Many homeowners have taken on large mortgages, with some now facing ballooning monthly payments because of ongoing rate hikes.

In a bid to cool inflation, the Bank of Canada has increased interest rates five times since March. The key lending rate now sits at 3.25 per cent, up from 0.25 per cent from the start of the year.

Julia Wendling, an economist with Rosenberg Research, said the higher rates mean homeowners will need to redirect more cash toward their mortgage, leading to a drop in consumer spending.

Wendling said her organization is calling for a pause on hikes following the next Bank of Canada meeting in October. The housing market “has already started crumbling,” she said. “We think that’s going to continue, and that’s it’s going to ultimately lead the Bank of Canada to realize that the Canadian economy, as indebted as it is, cannot support these higher interest rates.”

Other economists share Wendling’s concern.

“We’re facing one of the steepest rises in interest rates in a single year that we’ve seen since the mid-1990s,” said Douglas Porter, chief economist and managing director at BMO Financial Group. Further upticks could mean Canada is facing rate hikes not seen since the early ’80s, he said.

The pandemic boom in the housing market before the rate hikes took hold has led to a new rise in debt levels, largely due to the size of Canadian mortgages, Porter said. That comes with both good and bad news: while the debt is healthier when it is held in mortgages because there is an asset attached to it, is still at an all-time high as a share of income.

David Macdonald, senior economist with the Canadian Centre for Policy Alternatives, told the Star the danger of the hikes lies in their longevity.

If the Bank of Canada continues to raise rates, more of the population will be exposed to the additional stress on their mortgages as more people renew their terms. (Right now, those most exposed are homeowners carrying variable rate mortgages, and those who are currently in the process of renewing).

While it isn’t likely that a large number of homeowners will lose their homes from the added stress, “it’s more that there will be a rash of people becoming house poor,” Macdonald said. “A lot more of their money is going to interest payments on their mortgages.”

The recession question

It remains unknown how hard the first economic downturn since 2007 will hit the country — but between the high cost of living and the rise of interest rates, the situation looks dire.

Wendling, of Rosenberg Research, said a recession is “all but guaranteed” given the Bank of Canada’s rate hikes. With less money available to spend overall, people prioritize essential costs first, which in turn pulls consumer spending out of the economy and leads to a decline in Canada’s GDP, she said.

“We think that the contraction in GDP that we are going to see is going to be a lot more negative than most people realize,” she said. A contraction in GDP shows that economic activity has decreased; if this happens for two or more quarters, it indicates that, technically, a country has entered a recession.

The earliest that could happen here is at the end of the year — if GDP growth is negative for both the third and fourth quarters of 2022.

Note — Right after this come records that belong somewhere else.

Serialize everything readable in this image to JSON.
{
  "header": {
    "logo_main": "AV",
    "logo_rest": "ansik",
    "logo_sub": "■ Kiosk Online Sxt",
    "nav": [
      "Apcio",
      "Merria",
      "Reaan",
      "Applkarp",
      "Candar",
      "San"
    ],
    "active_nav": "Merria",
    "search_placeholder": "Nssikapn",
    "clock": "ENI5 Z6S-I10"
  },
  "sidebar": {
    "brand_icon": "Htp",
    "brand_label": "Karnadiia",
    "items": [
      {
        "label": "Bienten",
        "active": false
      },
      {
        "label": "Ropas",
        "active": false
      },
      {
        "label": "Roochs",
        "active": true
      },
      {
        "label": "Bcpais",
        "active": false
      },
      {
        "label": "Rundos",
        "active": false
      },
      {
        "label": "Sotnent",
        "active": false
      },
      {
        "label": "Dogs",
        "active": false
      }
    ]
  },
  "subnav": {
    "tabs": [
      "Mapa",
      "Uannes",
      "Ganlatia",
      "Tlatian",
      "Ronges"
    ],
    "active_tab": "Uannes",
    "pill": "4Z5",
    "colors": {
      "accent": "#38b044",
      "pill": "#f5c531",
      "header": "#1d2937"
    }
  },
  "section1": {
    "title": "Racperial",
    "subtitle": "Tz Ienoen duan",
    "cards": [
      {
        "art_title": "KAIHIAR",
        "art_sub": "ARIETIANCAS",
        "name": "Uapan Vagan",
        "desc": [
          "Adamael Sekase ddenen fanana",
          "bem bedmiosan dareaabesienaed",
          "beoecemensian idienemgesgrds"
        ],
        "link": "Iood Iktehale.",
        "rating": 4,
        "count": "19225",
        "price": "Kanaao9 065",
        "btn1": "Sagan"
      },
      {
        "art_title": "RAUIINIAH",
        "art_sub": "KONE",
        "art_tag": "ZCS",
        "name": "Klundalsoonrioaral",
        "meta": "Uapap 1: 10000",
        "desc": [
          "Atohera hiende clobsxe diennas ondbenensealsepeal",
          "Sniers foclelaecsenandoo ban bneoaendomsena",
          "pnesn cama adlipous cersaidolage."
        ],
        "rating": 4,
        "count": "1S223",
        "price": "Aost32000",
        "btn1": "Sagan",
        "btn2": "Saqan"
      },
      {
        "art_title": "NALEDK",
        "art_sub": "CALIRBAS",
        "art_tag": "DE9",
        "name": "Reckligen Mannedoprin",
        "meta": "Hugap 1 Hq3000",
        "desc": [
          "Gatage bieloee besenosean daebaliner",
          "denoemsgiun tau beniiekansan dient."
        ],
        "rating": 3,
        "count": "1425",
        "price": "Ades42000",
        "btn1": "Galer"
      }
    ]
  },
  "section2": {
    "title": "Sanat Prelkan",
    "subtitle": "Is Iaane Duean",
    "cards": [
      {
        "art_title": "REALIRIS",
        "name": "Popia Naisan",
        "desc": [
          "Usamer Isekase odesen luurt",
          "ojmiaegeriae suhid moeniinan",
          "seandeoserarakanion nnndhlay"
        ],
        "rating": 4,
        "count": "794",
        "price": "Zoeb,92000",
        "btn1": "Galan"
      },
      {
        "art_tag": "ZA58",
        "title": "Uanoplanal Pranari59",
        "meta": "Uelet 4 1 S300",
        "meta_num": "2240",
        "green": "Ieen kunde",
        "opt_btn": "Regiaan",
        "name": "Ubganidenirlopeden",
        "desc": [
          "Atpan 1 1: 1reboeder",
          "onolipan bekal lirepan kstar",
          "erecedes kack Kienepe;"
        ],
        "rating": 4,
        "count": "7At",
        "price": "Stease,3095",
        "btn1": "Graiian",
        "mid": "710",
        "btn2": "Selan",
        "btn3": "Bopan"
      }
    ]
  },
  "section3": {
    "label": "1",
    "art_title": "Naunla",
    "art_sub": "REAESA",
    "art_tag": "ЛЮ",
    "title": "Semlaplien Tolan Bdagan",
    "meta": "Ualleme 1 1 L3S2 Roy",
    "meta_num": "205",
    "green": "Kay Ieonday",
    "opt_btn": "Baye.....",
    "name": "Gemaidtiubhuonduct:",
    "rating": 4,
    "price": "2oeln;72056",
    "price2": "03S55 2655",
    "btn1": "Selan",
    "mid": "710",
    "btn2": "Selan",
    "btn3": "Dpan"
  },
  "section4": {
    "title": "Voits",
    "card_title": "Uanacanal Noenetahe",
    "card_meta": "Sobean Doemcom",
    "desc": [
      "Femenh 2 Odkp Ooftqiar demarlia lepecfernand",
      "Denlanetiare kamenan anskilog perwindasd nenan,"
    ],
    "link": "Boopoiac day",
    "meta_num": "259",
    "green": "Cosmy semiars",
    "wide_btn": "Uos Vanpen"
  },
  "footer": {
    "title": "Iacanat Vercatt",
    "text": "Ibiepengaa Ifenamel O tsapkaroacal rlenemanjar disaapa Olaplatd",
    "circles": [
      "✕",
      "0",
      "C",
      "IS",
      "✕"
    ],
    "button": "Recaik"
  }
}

While some have suggested a recession could turn out to be mild, BMO’s Porter said it’s too soon to know how one would play out. “You can’t know that a downturn won’t turn into something deeper,” he said. “Our household debt situation does make us vulnerable to other shocks that could lead to job losses or further interest rate hikes.”

For its part, the Bank of Canada has consistently argued that Canada’s high inflation justifies the continued rate hikes, even as some economists say they will lead to a recession.

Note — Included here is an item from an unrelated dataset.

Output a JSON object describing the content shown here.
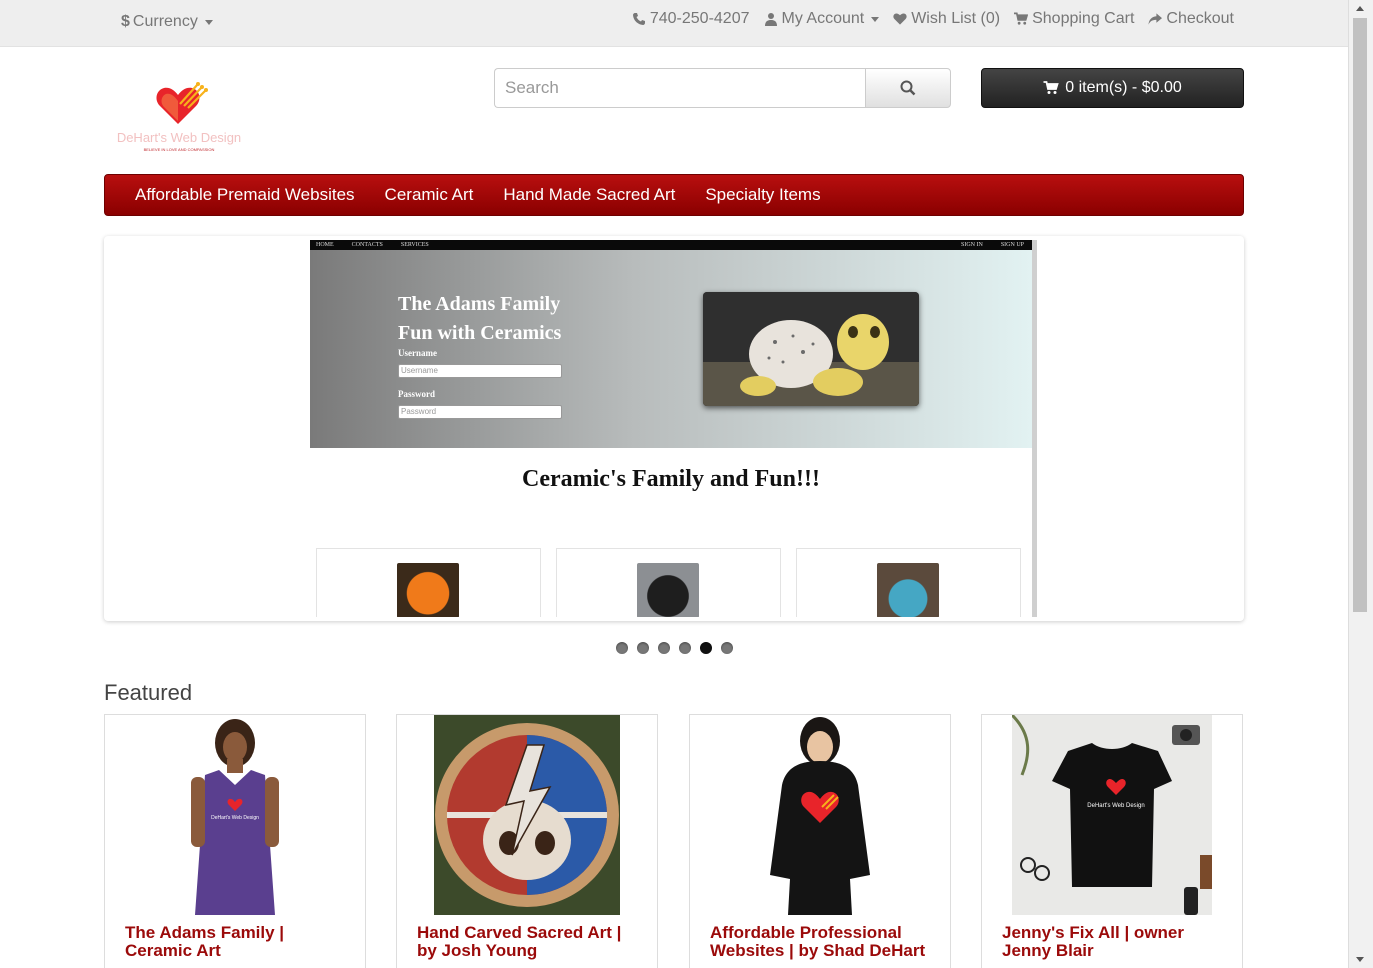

“The governing council remains resolute in its commitment to price stability and will continue to take action as required to achieve the two per cent inflation target,” the bank said at the announcement of its September increase.

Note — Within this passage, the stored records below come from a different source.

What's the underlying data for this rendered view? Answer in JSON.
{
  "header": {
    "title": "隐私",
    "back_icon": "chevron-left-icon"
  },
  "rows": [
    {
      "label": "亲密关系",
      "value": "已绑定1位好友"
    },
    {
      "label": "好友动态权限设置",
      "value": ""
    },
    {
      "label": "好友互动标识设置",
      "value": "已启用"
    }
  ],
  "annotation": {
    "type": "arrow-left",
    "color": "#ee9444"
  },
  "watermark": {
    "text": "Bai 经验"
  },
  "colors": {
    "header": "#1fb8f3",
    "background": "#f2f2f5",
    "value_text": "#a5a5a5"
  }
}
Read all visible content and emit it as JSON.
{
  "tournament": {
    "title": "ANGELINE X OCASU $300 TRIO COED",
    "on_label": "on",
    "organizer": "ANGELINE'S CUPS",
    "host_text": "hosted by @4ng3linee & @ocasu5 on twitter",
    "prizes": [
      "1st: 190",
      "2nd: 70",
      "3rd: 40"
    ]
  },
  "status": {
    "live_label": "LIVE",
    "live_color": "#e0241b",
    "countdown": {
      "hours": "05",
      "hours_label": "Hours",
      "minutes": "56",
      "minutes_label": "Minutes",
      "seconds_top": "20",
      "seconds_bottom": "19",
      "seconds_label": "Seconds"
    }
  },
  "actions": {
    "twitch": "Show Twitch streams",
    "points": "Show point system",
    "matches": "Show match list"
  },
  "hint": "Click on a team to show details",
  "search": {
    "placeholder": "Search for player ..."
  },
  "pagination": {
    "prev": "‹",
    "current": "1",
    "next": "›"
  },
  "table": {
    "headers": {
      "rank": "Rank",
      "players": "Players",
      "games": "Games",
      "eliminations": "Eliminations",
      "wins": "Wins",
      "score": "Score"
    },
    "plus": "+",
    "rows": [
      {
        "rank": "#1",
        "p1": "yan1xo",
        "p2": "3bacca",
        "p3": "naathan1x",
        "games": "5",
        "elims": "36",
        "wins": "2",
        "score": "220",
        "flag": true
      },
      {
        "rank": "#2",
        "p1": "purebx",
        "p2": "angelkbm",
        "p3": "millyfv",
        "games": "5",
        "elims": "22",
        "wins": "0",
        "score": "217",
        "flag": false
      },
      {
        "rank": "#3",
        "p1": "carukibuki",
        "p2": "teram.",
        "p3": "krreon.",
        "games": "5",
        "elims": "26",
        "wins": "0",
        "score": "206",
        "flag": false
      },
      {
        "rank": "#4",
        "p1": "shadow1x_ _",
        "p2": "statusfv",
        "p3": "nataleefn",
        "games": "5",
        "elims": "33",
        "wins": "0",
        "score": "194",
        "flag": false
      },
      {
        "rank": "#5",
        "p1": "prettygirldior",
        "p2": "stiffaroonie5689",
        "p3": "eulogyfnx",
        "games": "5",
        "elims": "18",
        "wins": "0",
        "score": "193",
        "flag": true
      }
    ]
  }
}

By raising interest rates, the cost of borrowing should be so expensive that consumers balk at the price, in turn spending less and driving down the cost of goods, lowering inflation.

But with a recession now on its way, the unemployment rate could rise as businesses look to save money. In the face of job loss, said Hoyes, people simply can’t pay down debt.

In a nutshell, said Hoyes, “we’ve got a big problem on the horizon.”